At admission for operation, the mean overall weight and length were 58 kg (standard deviation [SD], 24; range, 4 to 111) and 156 cm (SD, 35; range, 48 to 200), respectively. All patients were in sinus rhythm. In 108 patients, data on left ventricular function from echocardiographic or angiographic studies were available. In this subset of patients the left ventricular function was less often deteriorated in the bicuspid valve group (8/70 vs tricuspid 12/38, p = 0.04) (Table 1). In our study group 51 patients were in New York Heart Association class I, 45 in class II, 19 in class III, 5 in class IV and in 3 the class was unknown; there was no difference between the bicuspid and tricuspid valve groups.

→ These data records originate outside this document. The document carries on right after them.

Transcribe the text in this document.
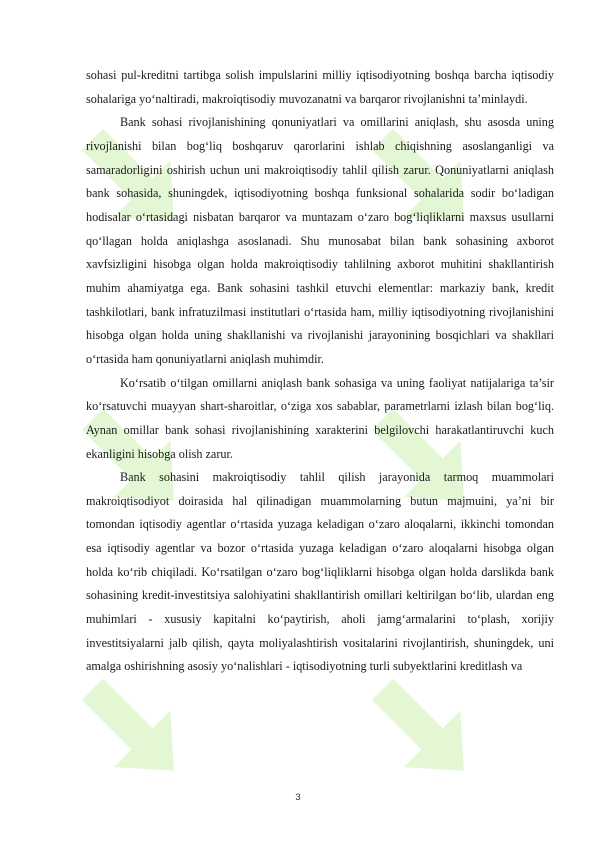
sohasi pul-kreditni tartibga solish impulslarini milliy iqtisodiyotning boshqa barcha iqtisodiy sohalariga yo‘naltiradi, makroiqtisodiy muvozanatni va barqaror rivojlanishni ta’minlaydi.

Bank sohasi rivojlanishining qonuniyatlari va omillarini aniqlash, shu asosda uning rivojlanishi bilan bog‘liq boshqaruv qarorlarini ishlab chiqishning asoslanganligi va samaradorligini oshirish uchun uni makroiqtisodiy tahlil qilish zarur. Qonuniyatlarni aniqlash bank sohasida, shuningdek, iqtisodiyotning boshqa funksional sohalarida sodir bo‘ladigan hodisalar o‘rtasidagi nisbatan barqaror va muntazam o‘zaro bog‘liqliklarni maxsus usullarni qo‘llagan holda aniqlashga asoslanadi. Shu munosabat bilan bank sohasining axborot xavfsizligini hisobga olgan holda makroiqtisodiy tahlilning axborot muhitini shakllantirish muhim ahamiyatga ega. Bank sohasini tashkil etuvchi elementlar: markaziy bank, kredit tashkilotlari, bank infratuzilmasi institutlari o‘rtasida ham, milliy iqtisodiyotning rivojlanishini hisobga olgan holda uning shakllanishi va rivojlanishi jarayonining bosqichlari va shakllari o‘rtasida ham qonuniyatlarni aniqlash muhimdir.

Ko‘rsatib o‘tilgan omillarni aniqlash bank sohasiga va uning faoliyat natijalariga ta’sir ko‘rsatuvchi muayyan shart-sharoitlar, o‘ziga xos sabablar, parametrlarni izlash bilan bog‘liq. Aynan omillar bank sohasi rivojlanishining xarakterini belgilovchi harakatlantiruvchi kuch ekanligini hisobga olish zarur.

Bank sohasini makroiqtisodiy tahlil qilish jarayonida tarmoq muammolari makroiqtisodiyot doirasida hal qilinadigan muammolarning butun majmuini, ya’ni bir tomondan iqtisodiy agentlar o‘rtasida yuzaga keladigan o‘zaro aloqalarni, ikkinchi tomondan esa iqtisodiy agentlar va bozor o‘rtasida yuzaga keladigan o‘zaro aloqalarni hisobga olgan holda ko‘rib chiqiladi. Ko‘rsatilgan o‘zaro bog‘liqliklarni hisobga olgan holda darslikda bank sohasining kredit-investitsiya salohiyatini shakllantirish omillari keltirilgan bo‘lib, ulardan eng muhimlari - xususiy kapitalni ko‘paytirish, aholi jamg‘armalarini to‘plash, xorijiy investitsiyalarni jalb qilish, qayta moliyalashtirish vositalarini rivojlantirish, shuningdek, uni amalga oshirishning asosiy yo‘nalishlari - iqtisodiyotning turli subyektlarini kreditlash va

3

The autograft procedure in our center is routinely carried out with the root replacement technique. This yielded 117 root replacement procedures, no subcoronary procedures, and only 6 inlay procedures. The inlay procedures were less often carried out in the bicuspid valve group (1/81 vs tricuspid 5/37, p = 0.02). Concomitant procedures were done in 22 patients, without a difference between the groups. No circulatory arrest was applied.
Three patients died in hospital. In the bicuspid valve group one patient died of postoperative sepsis and mediastinitis and one due to a myocardial infarction after intraoperative damage to a coronary artery. In the tricuspid valve group a Marfan patient with a root aneurysm in preoperative cardiogenic shock died postoperatively due to cardiac failure.
One patient (bicuspid native aortic valve) needed a permanent pacemaker for postoperative total atrioventricular block. No perioperative transient ischemic attacks or strokes of any kind were registered. In the early postoperative period, 16 patients (13%) needed mediastinal reexploration for persisting blood loss.
Follow-up was 99% complete. The mean follow-up was 5.5 years (median, 5.3; SD, 3.5 years; range, 0.1 to 13.4 years) with a total follow-up of 674 patient years. During follow-up another 4 patients died, 2 patients in each group. Postoperatively one patient, discharged in good health but readmitted after 4 weeks for noncardiac infection, died of sepsis after 7 weeks. One patient died due to recurrent rheumatic fever after 6 months, one after 1.8 years due to cardiac failure, and one patient died 4.9 years postoperatively due to cardiac failure after replacement of the autograft with a mechanical prosthesis 4 months earlier. Overall survival at 5 and 10 years was 94% (95% CI, 89% to 98%) (Fig 1). Endocarditis was diagnosed in 2 patients; in 1 patient of the autograft after 3.4 years and in 1 patient of the allograft after 8.8 years. Both were treated medically.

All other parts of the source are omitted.